Steven Tatoosh reflects on the next two years after winning a second term as chief councillor of the Hupacasath First Nation. Tatoosh beat challenger Brenda Sayers 87-57 to win the seat. Jim Tatoosh and Warren Lauder won councillor seats by acclimation.

Steven Tatoosh reflects on the next two years after winning a second term as chief councillor of the Hupacasath First Nation. Tatoosh beat challenger Brenda Sayers 87-57 to win the seat. Jim Tatoosh and Warren Lauder won councillor seats by acclimation.

Tatoosh wins second term as Hupacasath chief councillor

Steven Tatoosh defeated former tribe councillor Brenda Sayers 87-57 to win the top seat in the tribe’s election, which was held on April 5.

It’s the second time around and a new beginning for the chief councillor of the Hupacasath First Nation.

Steven Tatoosh defeated former tribe councillor Brenda Sayers 87-57 to win the top seat in the tribe’s election, which was held on April 5.

“It was close when the ballots were first being counted, neck and neck really so I was nervous,” Tatoosh said with a laugh. “But after 23 votes I pulled ahead. A few people gave me the head nod and I knew I had it.”

New councillors Jim Tatoosh and incumbent Warren Lauder won their seats by acclamation.

There were 144 votes cast out of 216 eligible voters, 40 of whom mailed their ballots in.

Tribe elections can be edgy affairs, Tatoosh said. There was a bit of baiting at an all candidates meeting last week but neither Tatoosh or Sayers were having any of it, he said.

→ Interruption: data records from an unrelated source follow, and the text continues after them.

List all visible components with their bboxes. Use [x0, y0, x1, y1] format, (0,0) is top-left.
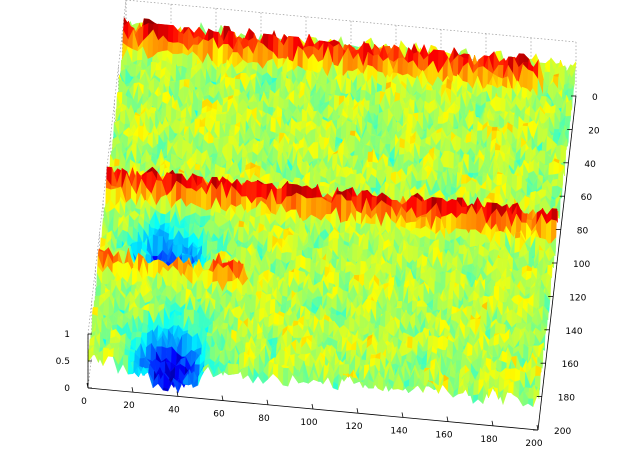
surface-patch [397, 57, 404, 76]
surface-patch [497, 64, 504, 80]
surface-patch [553, 160, 560, 175]
surface-patch [514, 237, 521, 254]
surface-patch [443, 150, 450, 169]
surface-patch [355, 210, 362, 226]
surface-patch [460, 213, 467, 230]
surface-patch [514, 232, 521, 239]
surface-patch [469, 229, 476, 248]
surface [87, 16, 577, 408]
surface-patch [332, 43, 339, 67]
surface-patch [130, 62, 137, 78]
surface-patch [548, 160, 555, 176]
surface-patch [312, 142, 319, 160]
surface-patch [176, 53, 183, 67]
surface-patch [461, 174, 468, 185]
surface-patch [551, 178, 558, 187]
surface-patch [522, 122, 529, 127]
surface-patch [297, 45, 304, 69]
surface-patch [325, 200, 332, 215]
surface-patch [199, 215, 206, 228]
surface-patch [367, 151, 374, 163]
surface-patch [398, 146, 405, 156]
surface-patch [172, 24, 179, 44]
surface-patch [172, 42, 179, 55]
surface-patch [551, 208, 558, 222]
surface-patch [270, 116, 277, 134]
surface-patch [505, 275, 512, 290]
surface-patch [491, 126, 498, 132]
surface-patch [448, 150, 455, 170]
surface-patch [190, 188, 197, 206]
surface-patch [220, 113, 227, 124]
surface-patch [194, 163, 201, 171]
surface-patch [399, 137, 406, 149]
surface-patch [310, 197, 317, 218]
surface-patch [300, 194, 307, 223]
surface-patch [238, 220, 245, 228]
surface-patch [323, 186, 330, 195]
surface-patch [495, 96, 502, 112]
surface-patch [565, 99, 572, 117]
surface-patch [152, 234, 159, 257]
surface-patch [177, 42, 184, 55]
surface-patch [315, 197, 322, 222]
surface-patch [174, 119, 181, 135]
surface-patch [160, 194, 167, 215]
surface-patch [296, 65, 303, 82]
surface-patch [437, 116, 444, 125]
surface-patch [276, 188, 283, 205]
surface-patch [421, 199, 428, 216]
surface-patch [496, 173, 503, 186]
surface-patch [443, 111, 450, 119]
surface-patch [286, 183, 293, 197]
surface-patch [176, 139, 183, 161]
surface-patch [114, 158, 121, 167]
surface-patch [390, 264, 397, 277]
surface-patch [287, 36, 294, 63]
surface-patch [167, 24, 174, 44]
surface-patch [345, 77, 352, 95]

“Brenda and I agreed to be civil with one another and we were,” Tatoosh said. “I know from working with her that whoever won the people would get a good job out of the both of us.”

The tribe will continue to participate in the Waterfront North Development Study with the city and Port Alberni Port Authority. Joint council discussions with the Tseshaht First Nation will also continue. And the tribe continues to strengthen its financial affairs, he said.

New priorities this term include establishing a budget for youth and elder programs and kick-starting tribal committee participation. Officials are also examining beautifying tribal waterfront land holdings, Tatoosh said.

Implementation of the elements received as compensation for TFL 44 logging activity impact will also continue, as will plans for developing more micro hydro projects.

Also in the works is a new community centre for elders and youth. “Our offices are a place of business and we want to develop something more community friendly,” Tatoosh said. “I’d like to leave that kind of legacy.”

Officials will also be evaluating the tribe’s involvement in the legal challenge to Canada’s investment treaty with China, which Sayers spearheaded in January. “I believe we need to finish what we started as long as it isn’t a financial burden to the tribe,” Tatoosh said.

The Hupacasath are also dealing with the resignation of chief executive officer Robert Duncan, who has left to pursue other opportunities. “We’re not going to replace him for now. We’re evaluating his workload and will distribute it to other staff,” Tatoosh said.

This is the second term as chief councillor for Tatoosh. He said the secret to being more comfortable with the role is tending to grassroots issues at home.

“I don’t need to go to Ottawa to vote for national chief and I don’t need to go to First Nations Summit meetings,” he said. “I did at first, but there’s nuts and bolts work to do at home.”